Тогда я с улыбкой рассказал ей, что во время моего последнего визита в родной дом: отец напился так, что мы уже сомневались, очнется ли он вообще, сестра Анна так уходила мужа Ферду палкой от метлы, что перебила ему носовой хрящ, а двое из моих племянников не так давно были пойманы при попытке очистить кассу лавчонки булочника. Я доказывал, что порой даже родители бывают до того неисправимы, что ничего более и не остается, как отречься от них. Соня в сомнении качала головой. Ей казалось, что многое можно исправить солидной финансовой помощью. Я объяснил ей, что достаток денег означал бы полное падение моего отца. Тогда, сказала опа, следовало бы помочь хоть детям.

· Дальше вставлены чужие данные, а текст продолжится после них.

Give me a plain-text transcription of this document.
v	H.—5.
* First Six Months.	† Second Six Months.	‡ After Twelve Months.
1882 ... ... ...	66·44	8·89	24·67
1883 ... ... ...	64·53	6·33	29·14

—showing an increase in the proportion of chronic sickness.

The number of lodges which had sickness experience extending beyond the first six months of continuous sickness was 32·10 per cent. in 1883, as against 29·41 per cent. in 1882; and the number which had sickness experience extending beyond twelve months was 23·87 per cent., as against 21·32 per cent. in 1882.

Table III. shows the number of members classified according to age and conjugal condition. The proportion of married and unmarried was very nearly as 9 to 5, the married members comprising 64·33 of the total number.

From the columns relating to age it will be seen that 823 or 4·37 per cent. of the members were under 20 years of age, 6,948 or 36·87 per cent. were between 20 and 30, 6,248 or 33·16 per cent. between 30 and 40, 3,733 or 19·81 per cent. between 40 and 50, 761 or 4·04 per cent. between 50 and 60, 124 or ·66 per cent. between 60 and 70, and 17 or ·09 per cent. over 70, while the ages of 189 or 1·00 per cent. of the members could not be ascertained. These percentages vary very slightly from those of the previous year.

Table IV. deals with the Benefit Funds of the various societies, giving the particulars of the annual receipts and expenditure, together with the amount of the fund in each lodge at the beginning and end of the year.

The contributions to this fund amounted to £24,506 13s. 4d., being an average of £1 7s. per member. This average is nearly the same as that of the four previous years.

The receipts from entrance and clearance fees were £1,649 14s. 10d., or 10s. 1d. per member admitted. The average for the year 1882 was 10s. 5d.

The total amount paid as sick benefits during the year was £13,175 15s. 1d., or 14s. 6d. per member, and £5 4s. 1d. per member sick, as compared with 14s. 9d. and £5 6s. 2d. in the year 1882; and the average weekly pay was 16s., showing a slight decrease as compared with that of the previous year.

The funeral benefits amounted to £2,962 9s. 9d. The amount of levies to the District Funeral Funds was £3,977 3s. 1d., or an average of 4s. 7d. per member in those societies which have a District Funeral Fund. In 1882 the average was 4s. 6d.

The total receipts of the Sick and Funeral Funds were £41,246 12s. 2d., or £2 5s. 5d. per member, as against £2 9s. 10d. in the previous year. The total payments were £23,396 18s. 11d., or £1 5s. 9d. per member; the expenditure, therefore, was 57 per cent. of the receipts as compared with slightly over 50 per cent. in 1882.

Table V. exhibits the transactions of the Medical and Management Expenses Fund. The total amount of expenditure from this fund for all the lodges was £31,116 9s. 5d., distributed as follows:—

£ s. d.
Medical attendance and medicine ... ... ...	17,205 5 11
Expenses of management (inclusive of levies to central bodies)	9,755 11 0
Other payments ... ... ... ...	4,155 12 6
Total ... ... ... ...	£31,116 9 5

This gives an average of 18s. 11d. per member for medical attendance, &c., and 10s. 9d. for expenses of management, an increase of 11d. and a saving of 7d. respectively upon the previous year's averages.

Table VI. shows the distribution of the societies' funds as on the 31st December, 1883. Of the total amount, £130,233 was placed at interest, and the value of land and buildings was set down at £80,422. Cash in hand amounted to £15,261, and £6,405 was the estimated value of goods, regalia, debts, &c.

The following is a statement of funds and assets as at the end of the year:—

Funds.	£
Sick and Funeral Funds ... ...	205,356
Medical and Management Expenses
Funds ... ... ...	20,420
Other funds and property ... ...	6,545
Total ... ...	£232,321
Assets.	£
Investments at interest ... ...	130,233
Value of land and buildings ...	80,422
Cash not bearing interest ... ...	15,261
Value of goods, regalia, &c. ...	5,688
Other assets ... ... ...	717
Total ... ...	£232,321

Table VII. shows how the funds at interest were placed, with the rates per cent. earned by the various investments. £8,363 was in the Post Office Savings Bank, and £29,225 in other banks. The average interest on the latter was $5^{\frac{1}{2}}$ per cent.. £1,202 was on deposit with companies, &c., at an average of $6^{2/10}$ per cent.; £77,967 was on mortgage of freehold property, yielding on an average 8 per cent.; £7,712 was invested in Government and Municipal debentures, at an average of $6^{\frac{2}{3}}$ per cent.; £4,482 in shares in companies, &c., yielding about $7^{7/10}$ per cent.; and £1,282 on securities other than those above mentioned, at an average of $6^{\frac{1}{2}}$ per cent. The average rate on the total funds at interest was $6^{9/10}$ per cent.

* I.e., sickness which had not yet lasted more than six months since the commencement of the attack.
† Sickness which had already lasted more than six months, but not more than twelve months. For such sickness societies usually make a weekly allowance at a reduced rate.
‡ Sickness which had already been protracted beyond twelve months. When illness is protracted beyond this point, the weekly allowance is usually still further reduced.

Я возразил, что для этого нужно сначала избавить их от родителей.
Тут Соня загорелась романтической идеей: выкупить невинных крошек у их мучителей и поместить в хорошем семействе или приюте. Я выслушал все это со скептическим видом, после чего вынужден был объяснить, что в деревне дети — помощники в семье, они нянчат младших, и родители не согласятся просто так отпустить их. Я рассказал, как мы ходили по грибы и по ягоды и как часто семья кормилась только тем, что мы выклянчили Христа ради.
Факт тот, что, когда мы возвращались к Донтам, Соня поглядывала на меня с какой-то почтительностью. Я видел, как она робко, потихоньку наблюдала за мной. И я знал — она думает, будто я этого не замечаю. Более того, я знал — она хочет, чтоб я заметил эту тихую дань ее почтения. Соня была из тех щедрой души девушек, которым кажется, что тот, кого следует осчастливить, должен получить награду как можно скорее, лучше всего сейчас же. К счастью, я слишком хорошо знаю людей. Знаю — требуется очень мало для того, чтобы иссяк родник такой мимолетной нежности. И нужно-то для этого всего лишь принять награду. У пчел не отбирают первый мед, им еще п сахару подсыпают, чтоб они не умерли голодной смертью.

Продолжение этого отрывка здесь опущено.